Dr. Chan shared his two cases of the use of citicoline in treating VCI. The first patient was a 96-year-old female who had a history of atrial fibrillation and Alzheimer’s disease. She was presented with acute left middle cerebral artery (MCA) occlusion and had already been in a coma when she was admitted to hospital. A magnetic resonance imaging (MRI) scan revealed that the infarction volume was approximately one third of the volume of the left brain. In addition to thrombolytic therapy, she was prescribed high-dose citicoline very shortly after hospital admission. Three days later, she regained consciousness but she was unable to move the right side of her body and had problems with memory and communication, as well as difficulty in swallowing. However, with continued treatment with citicoline and various nonpharmacological interventions, she soon began to regain her memory and abilities to talk and swallow. She kept on with the treatment after discharge from hospital, and made good and rapid progress towards recovery. It has been one year since the ordeal and she has already managed to take up her past hobbies like mahjong and Chinese calligraphy, indicating that citicoline treatment might help speed up the recovery from stroke. Another patient was a 74-year-old male suffering from lack of motivation and psychomotor retardation. An MRI scan showed that absolute white matter hyperintensity (WMH) volume was 113.6 mL (Figure 2) and a diagnosis of severe cerebral small vessel disease was confirmed. In addition, the MRI scan indicated an early sign of progressive supranuclear palsy (PSP). Citicoline, along with antiplatelet agents and vitamins, was prescribed. In just a month of treatment, a significant improvement in psychomotor speed was seen, and he regained the motivation he used to have for running a furniture business.

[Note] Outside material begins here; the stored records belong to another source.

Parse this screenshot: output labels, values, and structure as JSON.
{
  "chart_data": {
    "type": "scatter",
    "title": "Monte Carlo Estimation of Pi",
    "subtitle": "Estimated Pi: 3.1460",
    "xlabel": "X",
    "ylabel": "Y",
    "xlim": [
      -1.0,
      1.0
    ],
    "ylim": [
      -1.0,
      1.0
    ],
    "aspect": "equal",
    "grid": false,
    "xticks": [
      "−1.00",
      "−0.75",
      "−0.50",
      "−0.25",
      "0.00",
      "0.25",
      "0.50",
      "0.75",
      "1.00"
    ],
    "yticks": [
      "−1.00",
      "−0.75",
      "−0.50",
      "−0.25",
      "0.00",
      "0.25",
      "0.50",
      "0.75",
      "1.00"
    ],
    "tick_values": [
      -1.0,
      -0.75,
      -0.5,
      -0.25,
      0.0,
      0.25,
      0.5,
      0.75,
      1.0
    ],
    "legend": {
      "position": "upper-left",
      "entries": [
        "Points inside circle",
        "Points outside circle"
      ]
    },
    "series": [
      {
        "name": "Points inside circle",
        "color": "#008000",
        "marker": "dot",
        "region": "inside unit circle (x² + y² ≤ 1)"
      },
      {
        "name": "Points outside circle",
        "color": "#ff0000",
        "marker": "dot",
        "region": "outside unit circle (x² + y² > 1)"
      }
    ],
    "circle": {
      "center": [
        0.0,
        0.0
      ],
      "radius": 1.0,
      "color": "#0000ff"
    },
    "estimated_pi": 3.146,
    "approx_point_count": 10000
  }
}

Figure 2. An MRI scan showing extensive white matter hyperintensities (WMHs)

 

References

1. van der Flier WM, et al. Nat Rev Dis Primers 2018;4:18003. 2. Skrobot OA, et al. Alzheimers Dement 2018:14(3):280-292. 3. Bordet R, et al. BMC Med 2017;15(1):107. 4. Alvarez-Sabín J, et al. Cerebrovasc Dis 2013;35(2):146-154. 5. Alvarez-Sabín J, et al. Int J Mol Sci 2016;17(3):390. 6. Strand BH, et al. PLoS One 2018;13(9):e0204436. 7. Secades JJ. JNEN 2019;5(1):14-26. 8. Alvarez-Sabín and Román GC. Brain Sci 2013;3(3):1395-1414. 9. Alvarez-Sabín and Román GC. Stroke. 2011;42[suppl 1]:S40-S43. 10. Secades JJ, et al. J Stroke Cerebrovasc Dis 2016;25(8):1984-1996.